«bulgaristan maçında kaptan lefter'i oyundan çıkarmakla ona milli takıma yeniden kazandırdık. her haliyle düzelen lefter'in daha uzun müddet ay-yıldızlı formaya hizmet edeceğine inanıyorum.»
federasyon reisi orhan şeref apak'ın dün mükemmel bir oyun çıkaran lefter hakkındaki beyanı böyleydi. başkan, maçın teknik seyrine dair görüşünü de açıkladı: «milli takımımız 1958 sezonunu güzel bir netice ile kapattı. bütün futbolcularımız aynı derecede başarılıydılar.»
soyunma odasındaki havayı izaha lüzum olmasa gerek. milli maç galibiyetiydi bu. yere serilmiş yataklara uzanmış futbolcular maçın tenkidine dalmışlardı. bir sıra üzerine çıkan naci. arkadaşlarına «ben ermişim» diyordu. «sizlere lefter'in şâhane bir oyun çıkararak galibiyetimizde baş rolü oynıyacağını söylememiş miydim?»
kaleci varol. ilk maçında kendisini gol yemekten koruyan allahına dua ediyordu. şeref, hâlâ attığı golün heyecanı içerisindeydi. sevincini şu sözlerle ifade etti: «maçın yegâne golünü attığım için öylesine memnunum ki. ama. suat'ın da benim kadar sevinmesi lâzım. çünkü, golün yarısı onundur.»
bu neşeli odanın bir köşesinde üzüntü ile önüne bakan bir futbolcumuz vardı. metin. sakâtlanmıştı. acısı devam ediyordu. hafif birsesle «galiba lifim koptu» dedi.
ahmet, oynanan topun kendisine ait olduğunu iddia etmekte haklıydı. çünkü hakemden evvel topu kapmıştı. hakemler de aynı arzuyu izhar ettiği için. orhan şeref apak -birazda ahmed'in kırılacağını düşünerek- yeni bir top alınmasını idarecilere bildirdi.
federasyon âzâsı adnan akın, muhtar uygur ve belig beler aynı hususlara temas ettiler: «milli takım iyi oynamış ve galibiyete hak kazanmıştı.»
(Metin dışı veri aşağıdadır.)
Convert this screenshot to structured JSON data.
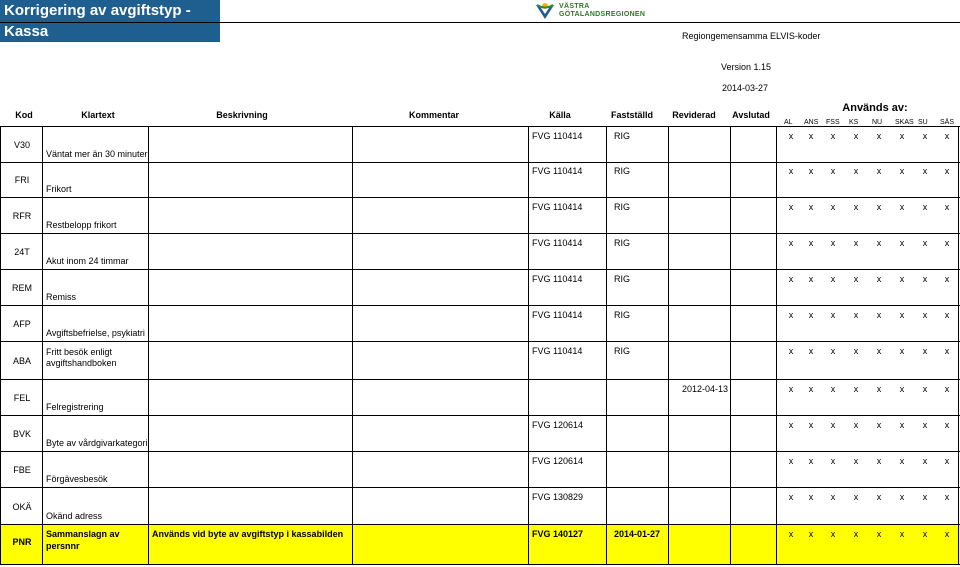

remondini dedi ki: «bu bizim için çok iyi bir netice. ben, çekoslovak takımını daha kuvvetli bulacağımı tahmin ediyordum. nitekim italya ile 1-1 berabere kalmağa muvaffak oldular. biraz daha şanslı olsaydık avrupa klasmanında birinci grupta yer alan rakiplerimizi 3 farkta yenebilirdik. taktiğimizin esası kadri'nin rakip saf içinin oyununu bozmasına dayanıyordu ki. bu şart yerine getirildi.»
çekoslovakya milli takımının soyunma odasına basın mensupları alınmadı. basın ateşesi pravec, nedense gazetecilerle, futbolcuların temasına mâni oldu ve hattâ yüzlerine kapıyı kapatıverdi. mağlubiyet futbolculardan ziyade, idarecilerin sinirlerini bozmuştu. konuşmaktan çekiniyorlardı. buna mukabil antrenör kolsky, her halde kapı önünde nahoş bir muameleye maruz kalan basın mensuplarının gönlünü almış olmak maksadiyle, 12 kelimelik bir konuşma yaptı: «oyun, prag'dakinden iyi olmadı. golü mudafaamızın hatâsından yedik. türk takımı çok enerjik.»